We won access to the toys in the sandbox, but we can’t make people want to play with us as equals.

Black people have been fighting since the dawn of time to be respected and treated as equals by non-black people.

SUSTAINED MORAL OUTRAGE

Sierra Leone is proof positive we haven’t moved the needle in how the globe perceives and treats black people.

Disposable and dispensable.

Just as Mike Brown, Eric Garner and Tamir Rice were.

If Ebola were rampant in London right now there’d be global action beyond compare.

If the Civil Rights Movement from the ‘60s until now were about gaining access to the thing, we’ve exhausted that.
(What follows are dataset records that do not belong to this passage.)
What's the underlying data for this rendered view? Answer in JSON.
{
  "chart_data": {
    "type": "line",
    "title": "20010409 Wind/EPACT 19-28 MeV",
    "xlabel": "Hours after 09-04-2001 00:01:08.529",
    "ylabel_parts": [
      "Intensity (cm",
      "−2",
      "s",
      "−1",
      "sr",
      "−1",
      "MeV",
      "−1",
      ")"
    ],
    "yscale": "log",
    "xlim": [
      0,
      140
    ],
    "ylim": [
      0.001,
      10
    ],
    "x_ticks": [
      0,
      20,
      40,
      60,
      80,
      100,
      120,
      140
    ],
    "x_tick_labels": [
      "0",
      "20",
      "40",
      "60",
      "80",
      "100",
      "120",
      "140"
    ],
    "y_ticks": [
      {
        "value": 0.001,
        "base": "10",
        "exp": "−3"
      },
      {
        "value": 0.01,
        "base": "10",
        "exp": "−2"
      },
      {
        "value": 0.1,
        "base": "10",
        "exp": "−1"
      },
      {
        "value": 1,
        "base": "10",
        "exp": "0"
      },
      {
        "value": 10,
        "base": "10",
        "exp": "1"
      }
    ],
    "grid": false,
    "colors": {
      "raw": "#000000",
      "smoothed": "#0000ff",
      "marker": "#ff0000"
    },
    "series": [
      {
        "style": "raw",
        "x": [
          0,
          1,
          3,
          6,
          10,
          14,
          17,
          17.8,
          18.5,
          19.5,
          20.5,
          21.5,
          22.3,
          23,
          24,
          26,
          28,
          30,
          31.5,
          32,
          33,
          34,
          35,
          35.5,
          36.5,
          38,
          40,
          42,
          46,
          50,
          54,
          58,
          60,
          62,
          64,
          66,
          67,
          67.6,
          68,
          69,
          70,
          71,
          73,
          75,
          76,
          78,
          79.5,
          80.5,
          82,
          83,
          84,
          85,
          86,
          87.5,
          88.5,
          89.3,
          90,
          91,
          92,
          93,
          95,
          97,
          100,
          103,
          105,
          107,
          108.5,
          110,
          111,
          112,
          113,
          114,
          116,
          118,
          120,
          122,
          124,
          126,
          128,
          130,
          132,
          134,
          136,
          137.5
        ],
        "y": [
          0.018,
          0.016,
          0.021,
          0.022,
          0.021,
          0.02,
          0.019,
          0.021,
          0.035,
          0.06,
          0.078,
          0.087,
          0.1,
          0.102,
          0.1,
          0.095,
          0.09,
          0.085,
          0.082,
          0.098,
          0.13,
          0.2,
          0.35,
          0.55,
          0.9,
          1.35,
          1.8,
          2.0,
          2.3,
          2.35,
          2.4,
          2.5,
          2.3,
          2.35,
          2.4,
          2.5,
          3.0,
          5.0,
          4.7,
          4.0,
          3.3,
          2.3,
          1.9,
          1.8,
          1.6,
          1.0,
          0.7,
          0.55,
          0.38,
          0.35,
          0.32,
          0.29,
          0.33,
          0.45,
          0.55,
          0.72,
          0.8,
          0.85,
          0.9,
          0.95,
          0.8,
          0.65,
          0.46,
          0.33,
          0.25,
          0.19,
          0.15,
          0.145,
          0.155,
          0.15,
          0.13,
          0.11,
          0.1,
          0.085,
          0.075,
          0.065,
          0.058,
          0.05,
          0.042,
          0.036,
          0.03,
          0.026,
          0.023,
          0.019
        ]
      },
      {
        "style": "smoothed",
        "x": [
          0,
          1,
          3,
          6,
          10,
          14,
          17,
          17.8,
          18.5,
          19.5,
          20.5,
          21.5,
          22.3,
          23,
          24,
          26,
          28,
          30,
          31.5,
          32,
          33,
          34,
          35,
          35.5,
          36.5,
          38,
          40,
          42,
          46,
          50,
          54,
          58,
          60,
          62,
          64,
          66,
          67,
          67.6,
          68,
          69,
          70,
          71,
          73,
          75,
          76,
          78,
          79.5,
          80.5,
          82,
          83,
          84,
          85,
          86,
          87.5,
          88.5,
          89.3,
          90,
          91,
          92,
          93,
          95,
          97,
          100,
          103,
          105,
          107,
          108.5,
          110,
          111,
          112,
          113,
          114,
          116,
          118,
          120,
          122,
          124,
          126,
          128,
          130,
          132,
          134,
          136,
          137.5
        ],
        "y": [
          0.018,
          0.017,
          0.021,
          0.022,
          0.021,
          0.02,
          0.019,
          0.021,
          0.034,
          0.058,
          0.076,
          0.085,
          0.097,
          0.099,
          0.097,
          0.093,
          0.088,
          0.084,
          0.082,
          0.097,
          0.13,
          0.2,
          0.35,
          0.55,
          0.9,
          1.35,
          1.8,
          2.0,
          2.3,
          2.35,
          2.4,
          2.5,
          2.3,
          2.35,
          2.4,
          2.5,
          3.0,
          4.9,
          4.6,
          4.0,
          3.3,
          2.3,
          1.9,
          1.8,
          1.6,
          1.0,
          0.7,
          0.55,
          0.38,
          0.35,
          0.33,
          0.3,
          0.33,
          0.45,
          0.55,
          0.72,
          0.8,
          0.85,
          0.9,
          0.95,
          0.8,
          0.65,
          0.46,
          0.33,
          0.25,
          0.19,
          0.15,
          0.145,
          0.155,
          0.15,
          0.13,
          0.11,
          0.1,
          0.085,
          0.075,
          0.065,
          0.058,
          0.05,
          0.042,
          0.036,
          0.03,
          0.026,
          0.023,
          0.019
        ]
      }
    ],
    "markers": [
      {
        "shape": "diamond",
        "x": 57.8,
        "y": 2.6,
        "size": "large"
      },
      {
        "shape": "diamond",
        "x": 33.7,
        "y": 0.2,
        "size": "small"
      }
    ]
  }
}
We’ve got the bling to prove it as many rap videos will boast.

It’s time to level up in the game.

Move up the chakra ladder so to speak.

And this one is harder. It’s harder than fighting for a seat at the cafeteria bar and resisting hoses and dogs. It’s harder than demanding access and tearing down the walls.

This one requires us to peel off the veneer of stuff and deal with what’s behind the wall.

That’s an inability or lack of desire to respect one another mutually as human beings with a right to exist and indeed thrive. We need to understand what we fear about one another. We need to stop competing and trying to dominate or “win” over one another.

We need to evolve in consciousness and compassion — across the board, all races and creeds.

This requires mindfully engaging in the ugly stuff inside us. That’s the yoga. Connecting with what’s disconnecting us and engaging with it authentically.
And until we can do that in small, intimate kitchen conversations, in social media interactions, water cooler chit chat, in mass demonstrations, as Dr. Conceda said, “we need to maintain that moral outrage — that sense that as long as people are dying, what you’re doing is never enough.”